As I continued on the Way, I learned, step by step, word by word, that behind every saying in the Gospels stands one man and one man's experience. Also behind the prayer that the cup might pass from him and his promise to drink it. Also behind each of the words from the cross."
I bolded one sentence in the lengthy quotation above because it's a thought that has been rattling about in my head incessantly over the past few months. My version of that thought goes like this:
So, Pilgrim, if you're so ready to die, you ought to be as detached from this game as a father about to lose a game of Monopoly to his son. Losing the game matters not a whit. But loving the son during the process is priceless.
Are you so ready to die, Pilgrim? Live well because, while you have nothing to lose in this sometimes seemingly senseless game, there is much yet to gain by serving God faithfully until the last roll of the dice.
Ready to die, Pilgrim? Prove it by how you live.
LOVE! As if you have nothing to lose. Nothing at all.
LIVE! As if you have nothing to lose. Nothing at all.
GIVE! As if you have nothing to lose. Nothing at all.
Dag Hammarskjöld, my hero, has gone further down this trail than I have, and his NIGHT turned to Yes! That's immensely encouraging. In fact, the title of his published journals is Vägmärken, which translates to "Trail Markings."
"Perhaps it may be of interest to somebody to learn about a path about which the traveler who was committed to it did not wish to speak while he was alive."
Perhaps? Definitely. I myself am on a long journey between NIGHT and Yes! — with too much emphasis on the former and not enough on the latter. It's good to know where this path leads, provided I keep an eye out for the markings Dag left behind him. I think I'll buy a copy of his book.
How old was Dag Hammarskjöld during his long stay with NIGHT? I looked. In 1950 he turned 45 years old.
That's how old I am today. Hope.
To complete a train of thought, I return to my final, relieved conclusion. The one that set me free to write this blog and push it live.
I'm not insane.
I'm not sick.
I'm just not American enough.
And all my heroes are certifiably insane.
Bonhoeffer was a hero of the Christian faith. But he knew my NIGHT.
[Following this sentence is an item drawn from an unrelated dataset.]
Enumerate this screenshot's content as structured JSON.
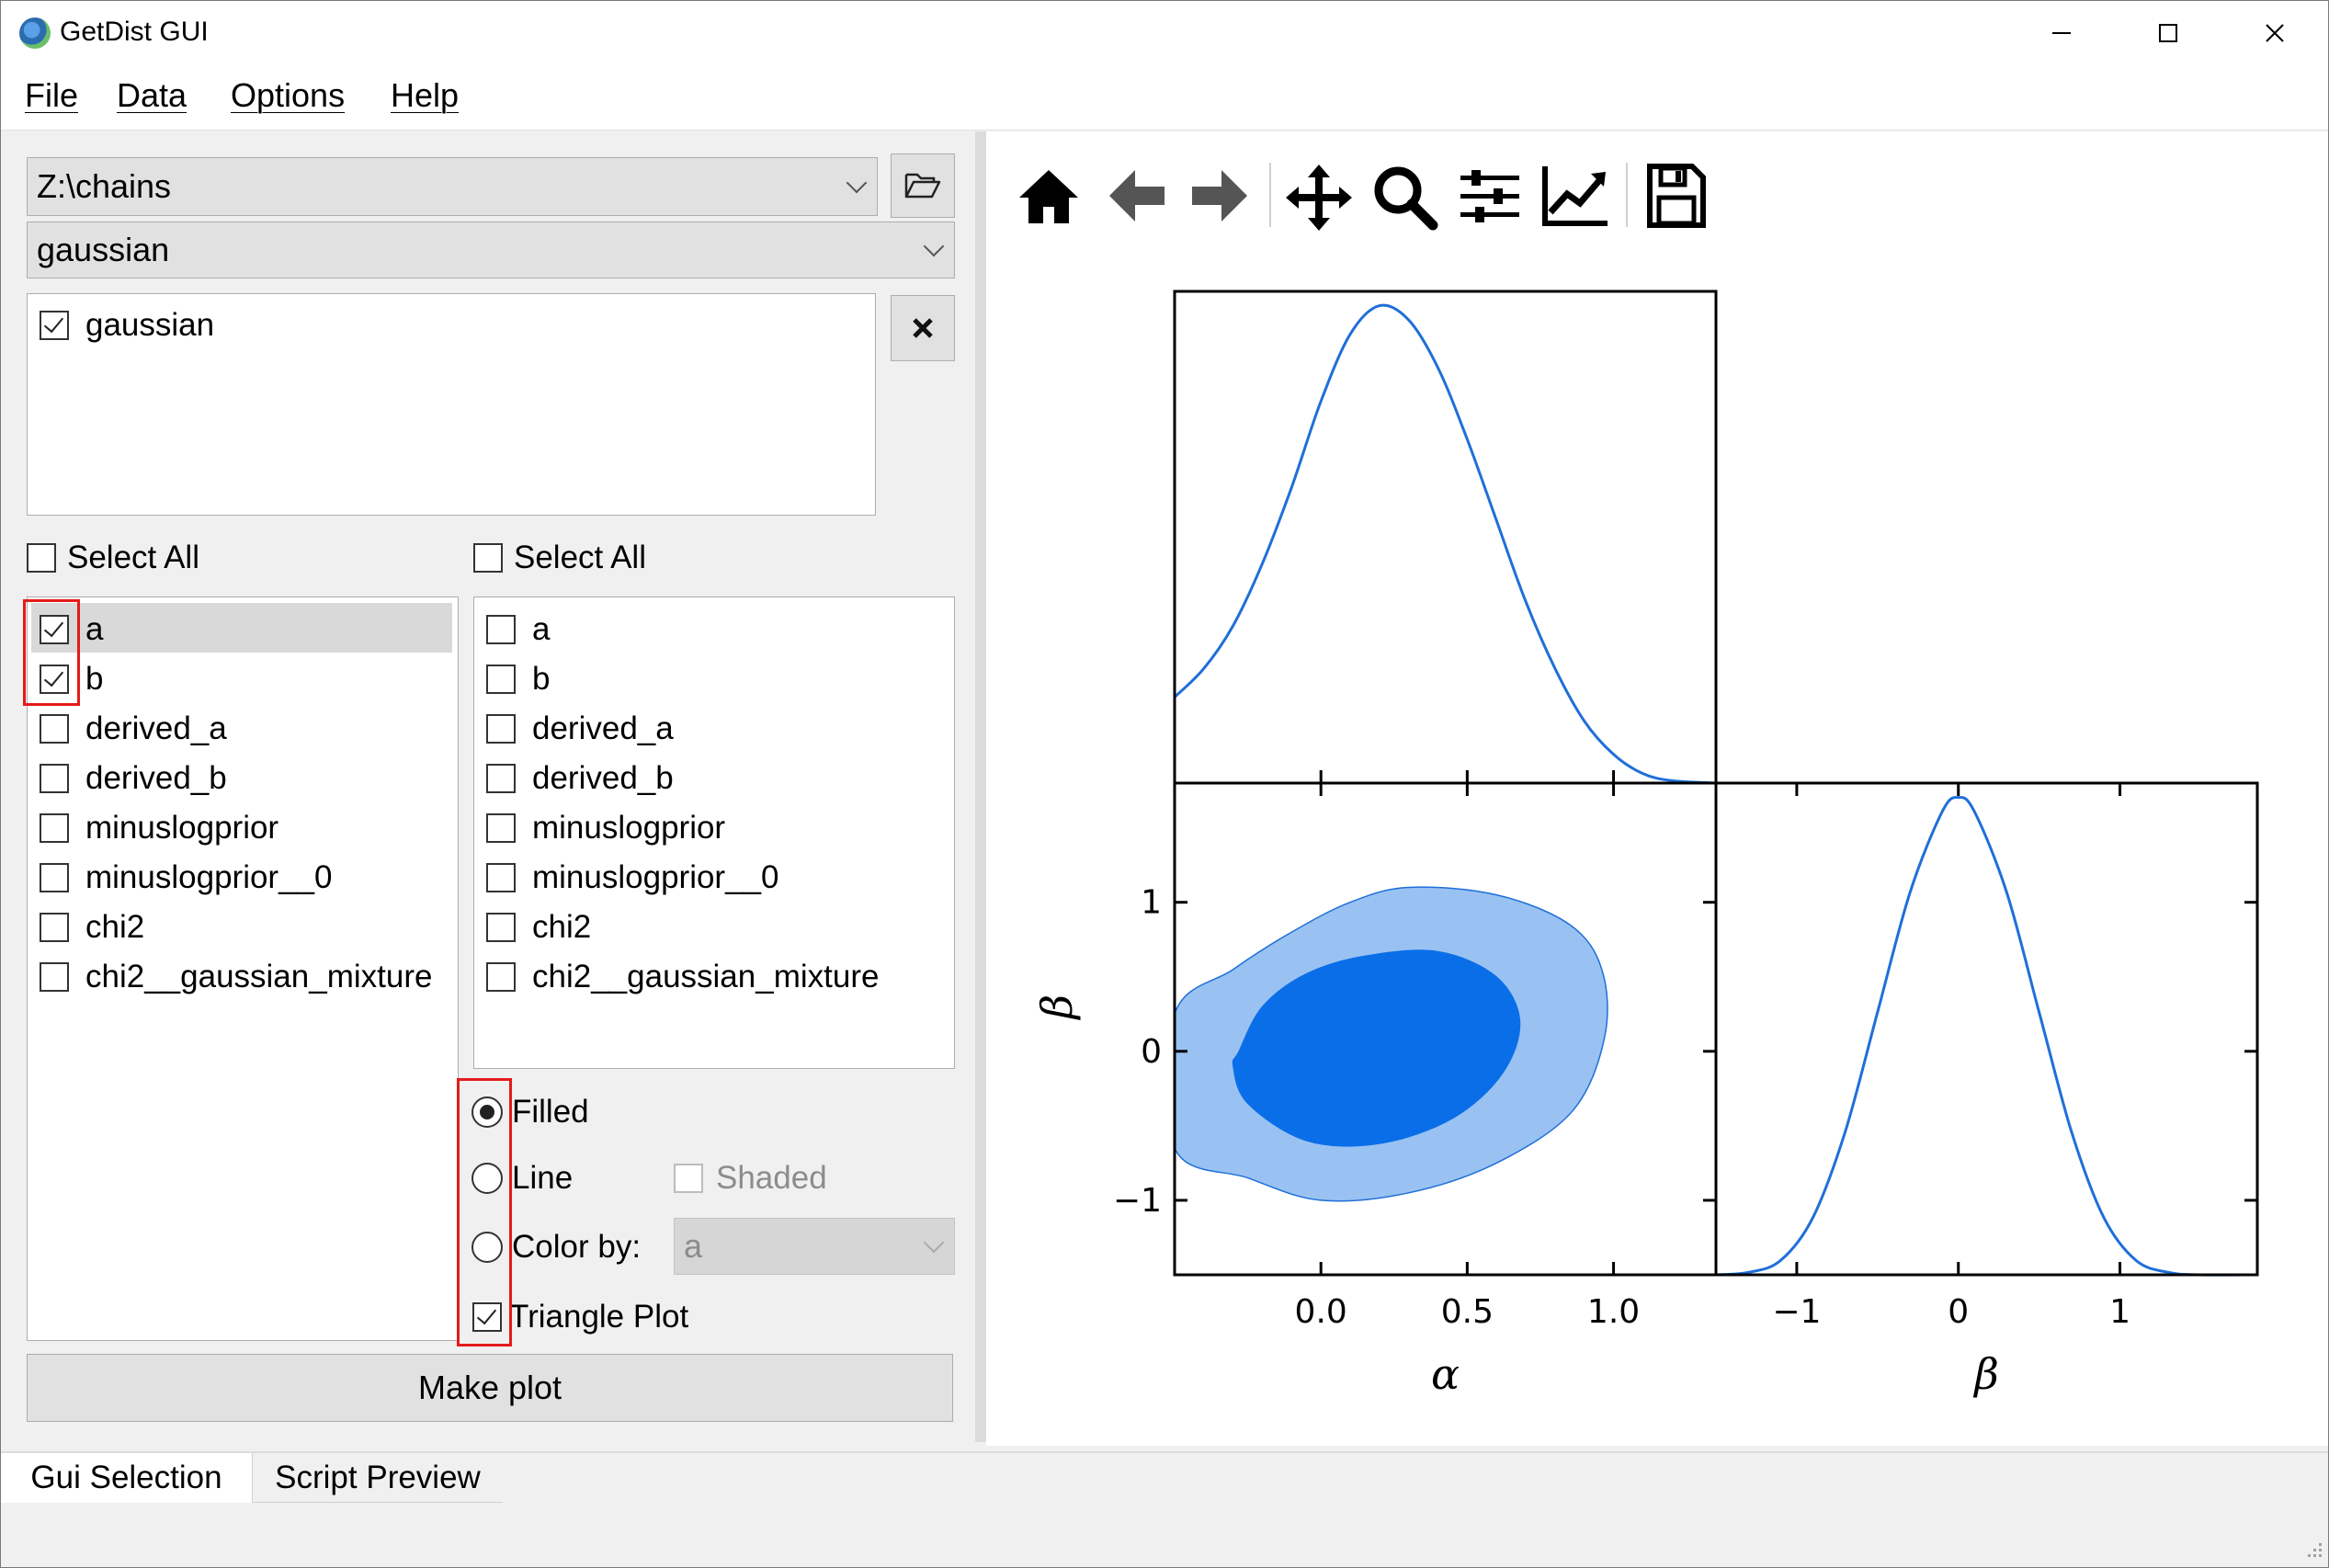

Dag Hammarskjöld? Best Secretary-General the United Nations has ever known. Wikipedia notes, "In 2011, The Financial Times wrote that Hammarskjöld has remained the benchmark against which later UN Secretaries-General have been judged. John F. Kennedy had this to say of him: 'I realize now that in comparison to him, I am a small man. He was the greatest statesman of our century.'"
If these two men were sick, then let me drink deeply of their disease.
In the footnotes of Streams of Living Waters Richard Foster adds these thoughts after quoting Hammarskjöld's journal entries at length:
These meditations upon death may strike the American mentality as a bit strange, even morbid. The Scandinavian mind would not find it unusual in the least, however; nor would most cultures throughout history. Indeed, one of the well-established Spiritual Disciplines is to contemplate one's own demise.